Myotonic myopathies (MM) is a group of primary/secondary ion channel proteins (Cl-/Na+/Ca2+/K+) structure/function abnormalities, skeletal muscle cell membrane depolarization disorder, and hereditary skeletal muscle diseases with continuous repetitive discharge. Clinical Manifestations are: muscle stiffness/myotonia, muscle atrophy/hypertrophy, muscle weakness; electrophysiology shows typical myotonia potential, with/without myopathy potential. According to clinical symptoms, it is divided into Dystrophic myotonia (DM) and Non-dystrophic myotonias (NDMs).
Non-Myotonic dystrophies (NDMs) are a group of hereditary skeletal muscle diseases characterized by a group of ion channel protein subunit coding gene mutations, increased excitability of skeletal muscle cell membranes and continuous repetitive discharge. The clinical manifestations include muscle rigidity, full muscle volume, muscle weakness (continuous/periodical attacks), fatigue, which may be accompanied by pain, occasionally involving heart and respiratory functions. According to the pathogenic gene, coding protein, and clinical phenotype, it is divided into Myotonia congenital (MC), Paramyotonia congenital, (PC), Hyperkalemic periodic paralysis (Hyper PP), Potassium-aggravated myotonia (PAM), and Hypokalemic periodic paralysis (Hypo PP) myotonia.

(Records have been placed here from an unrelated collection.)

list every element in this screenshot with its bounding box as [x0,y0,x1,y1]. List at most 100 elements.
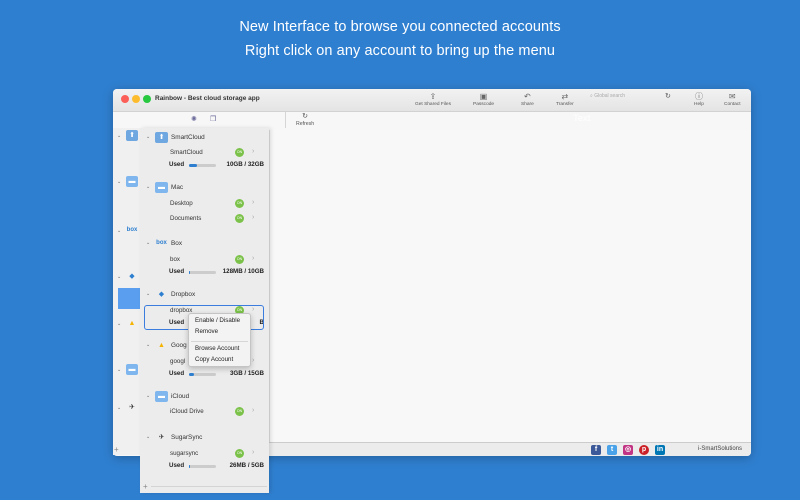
account-item[interactable]: box ON › [168,254,262,265]
folder-icon: ▬ [126,364,138,375]
help-button[interactable]: ⓘ Help [694,91,704,107]
contact-label: Contact [724,102,741,107]
transfer-icon: ⇄ [561,92,569,101]
linkedin-icon[interactable]: in [655,445,665,455]
chevron-right-icon[interactable]: › [252,407,254,414]
chevron-right-icon[interactable]: › [252,214,254,221]
title-bar: Rainbow - Best cloud storage app ⇪ Get S… [113,89,751,112]
panel-divider [151,486,267,487]
company-name[interactable]: i-SmartSolutions [698,446,742,452]
book-icon[interactable]: ❒ [210,115,216,123]
online-status-icon: ON [235,148,244,157]
account-item[interactable]: iCloud Drive ON › [168,406,262,417]
account-item[interactable]: SmartCloud ON › [168,147,262,158]
chevron-right-icon[interactable]: › [252,199,254,206]
headline-line-2: Right click on any account to bring up t… [244,43,556,59]
usage-text: 128MB / 10GB [222,268,264,275]
zoom-window-button[interactable] [143,95,151,103]
menu-item-enable-disable[interactable]: Enable / Disable [195,317,240,324]
add-account-icon[interactable]: + [143,482,148,491]
headline-line-1: New Interface to browse you connected ac… [239,19,561,35]
account-item-label: googl [170,358,186,365]
folder-icon: ▬ [155,391,168,402]
transfer-button[interactable]: ⇄ Transfer [556,91,574,107]
chevron-right-icon[interactable]: › [252,255,254,262]
strip-item-mac[interactable]: ⌄ ▬ [117,176,139,192]
strip-add-icon[interactable]: + [114,445,119,454]
usage-bar [189,164,216,167]
get-shared-files-button[interactable]: ⇪ Get Shared Files [415,91,451,107]
box-icon: box [156,240,167,246]
account-name: SmartCloud [171,134,205,141]
accounts-icon[interactable]: ✺ [191,115,197,123]
chevron-right-icon[interactable]: › [252,449,254,456]
strip-item-dropbox[interactable]: ⌄ ◆ [117,271,139,287]
window-title: Rainbow - Best cloud storage app [155,95,260,102]
help-label: Help [694,102,704,107]
search-icon: ⌕ [590,93,593,99]
storage-usage: Used 10GB / 32GB [168,160,264,170]
facebook-icon[interactable]: f [591,445,601,455]
chevron-down-icon: ⌄ [146,184,151,190]
minimize-window-button[interactable] [132,95,140,103]
storage-usage: Used 3GB / 15GB [168,369,264,379]
account-item-label: Desktop [170,200,193,207]
menu-item-remove[interactable]: Remove [195,328,218,335]
account-item-label: SmartCloud [170,149,203,156]
chevron-right-icon[interactable]: › [252,148,254,155]
smartcloud-icon: ⬆ [155,132,168,143]
dropbox-icon: ◆ [129,273,135,280]
menu-item-copy-account[interactable]: Copy Account [195,356,233,363]
strip-item-sugarsync[interactable]: ⌄ ✈ [117,402,139,418]
strip-item-google-drive[interactable]: ⌄ ▲ [117,318,139,334]
usage-text: 26MB / 5GB [229,462,264,469]
passcode-button[interactable]: ▣ Passcode [473,91,494,107]
mail-icon: ✉ [728,92,736,101]
refresh-button[interactable]: ↻ Refresh [296,113,314,127]
pinterest-icon[interactable]: p [639,445,649,455]
account-item[interactable]: Documents ON › [168,213,262,224]
strip-selected-item[interactable] [118,288,140,309]
chevron-right-icon[interactable]: › [252,357,254,364]
storage-usage: Used 128MB / 10GB [168,267,264,277]
account-item-label: Documents [170,215,202,222]
contact-button[interactable]: ✉ Contact [724,91,741,107]
chevron-down-icon: ⌄ [146,134,151,140]
box-icon: box [126,227,138,233]
strip-item-box[interactable]: ⌄ box [117,225,139,241]
twitter-icon[interactable]: t [607,445,617,455]
close-window-button[interactable] [121,95,129,103]
usage-bar [189,465,216,468]
global-search-input[interactable]: ⌕ Global search [590,93,668,103]
usage-fill [189,465,190,468]
sugarsync-icon: ✈ [158,434,165,441]
strip-item-smartcloud[interactable]: ⌄ ⬆ [117,130,139,146]
chevron-down-icon: ⌄ [117,133,122,139]
account-item[interactable]: sugarsync ON › [168,448,262,459]
chevron-down-icon: ⌄ [146,393,151,399]
usage-text: 3GB / 15GB [229,370,264,377]
google-drive-icon: ▲ [158,342,165,349]
used-label: Used [169,370,185,377]
refresh-icon: ↻ [302,113,309,120]
passcode-label: Passcode [473,102,495,107]
instagram-icon[interactable]: ◎ [623,445,633,455]
dropbox-icon: ◆ [158,291,165,298]
used-label: Used [169,462,185,469]
lock-icon: ▣ [479,92,488,101]
usage-fill [189,373,195,376]
chevron-down-icon: ⌄ [146,434,151,440]
account-item-label: sugarsync [170,450,199,457]
share-label: Share [521,102,534,107]
chevron-down-icon: ⌄ [117,405,122,411]
account-item[interactable]: Desktop ON › [168,198,262,209]
reload-icon[interactable]: ↻ [665,92,671,100]
sugarsync-icon: ✈ [129,404,135,411]
share-button[interactable]: ↶ Share [521,91,534,107]
strip-item-icloud[interactable]: ⌄ ▬ [117,364,139,380]
folder-icon: ▬ [155,182,168,193]
account-name: Box [171,240,183,247]
account-name: Dropbox [171,291,196,298]
menu-item-browse-account[interactable]: Browse Account [195,345,239,352]
online-status-icon: ON [235,214,244,223]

Among them, congenital myotonia is a disease that affects skeletal muscle movement. From childhood, people with this disease will experience constant muscle tension (muscle rigidity) that prevents normal muscle relaxation. Although myotonia can occur on any skeletal muscle, including the muscles of the face and tongue, it usually occurs in the legs. Congenital myotonia can cause muscle stiffness, which can interfere with normal movement. In some patients, the symptoms are very mild, and in severe cases, the symptoms may severely interfere with walking, running, and other activities of daily living. These muscle problems are especially obvious during the rest interval of exercise. Many affected patients find that repeated exercise can temporarily reduce their muscle stiffness, a phenomenon known as the warm-up effect.
The two main types of congenital myotonia are called Thomson's disease and Becker's disease. This is classified according to the severity of the symptoms of the disease and the way it is inherited. Becker's disease usually appears later in childhood than Thomson's disease and can cause more severe muscle stiffness, especially in men. People with Becker's disease often experience brief episodes of muscle weakness, especially in the arms and hands, caused by exercise after a period of rest. Over time, they will also experience mild permanent muscle weakness. This muscle weakness is not seen in patients with Thomson's disease.
Existing studies have shown that CLCN1 gene mutations cause congenital myotonia. Further research found that the CLCN1 gene directs the synthesis of related proteins that maintain the normal function of skeletal muscle cells. In order for the body to move normally, skeletal muscles must be tense (contracted) and relaxed in a coordinated manner. The contraction and relaxation of muscles are controlled by the flow of charged atoms (ions) into and out of muscle cells. CLCN1 encodes the main part of the skeletal muscle Cl- ion channel, including 23 exons, and more than 60 point mutations and 3 deletions have been found. Specifically, the protein produced by the CLCN1 gene forms a channel that controls the flow of negatively charged chlorine atoms (chloride ions) into these cells. The main function of this channel is to stabilize the cell's charge, thereby preventing abnormal muscle contraction.
Figure 1. The model shows the skeletal muscle chloride channel monomer, ClC-1. The functional channel is a homodimer encoded by the CLCN1 gene. (Sunisa Chaiklieng, 2008)
Mutations in the CLCN1 gene can change the regular structure or function of chloride channels. The altered channel cannot properly adjust the chloride ion flow, thereby reducing the chloride ion level entering the skeletal muscle cells. The disruption of the chloride current triggers the prolonged contraction of the muscle, which is a sign of myotonic myopathies. At present, about 15% of patients with Thomsen type have Cl- ion channel gene mutations, and about 16% of Becher type patients. Because several CLCN1 mutations can cause Becker's disease or Thomson's disease, doctors usually rely on characteristic signs and symptoms to distinguish between the two forms of congenital myotonia.
In patients with congenital myotonia and animal models of myotonia, it was found that the Cl- ion conductance of myotonia decreased. The mutations in different forms of the amino acid gene encoding the Cl- ion channel peptide chain caused Thomsen and Becher congenital myotonia, respectively. The former is autosomal dominant inheritance, the latter is autosomal recessive inheritance, both have genetic heterogeneity. Mutations in the CLCNI gene encoding the Cl- ion channel on chromosome 7q35 cause permanent weakening of resting Cl-conduction (Cl-influx), reducing the depolarization threshold and making it tend to be myotonic myopathies.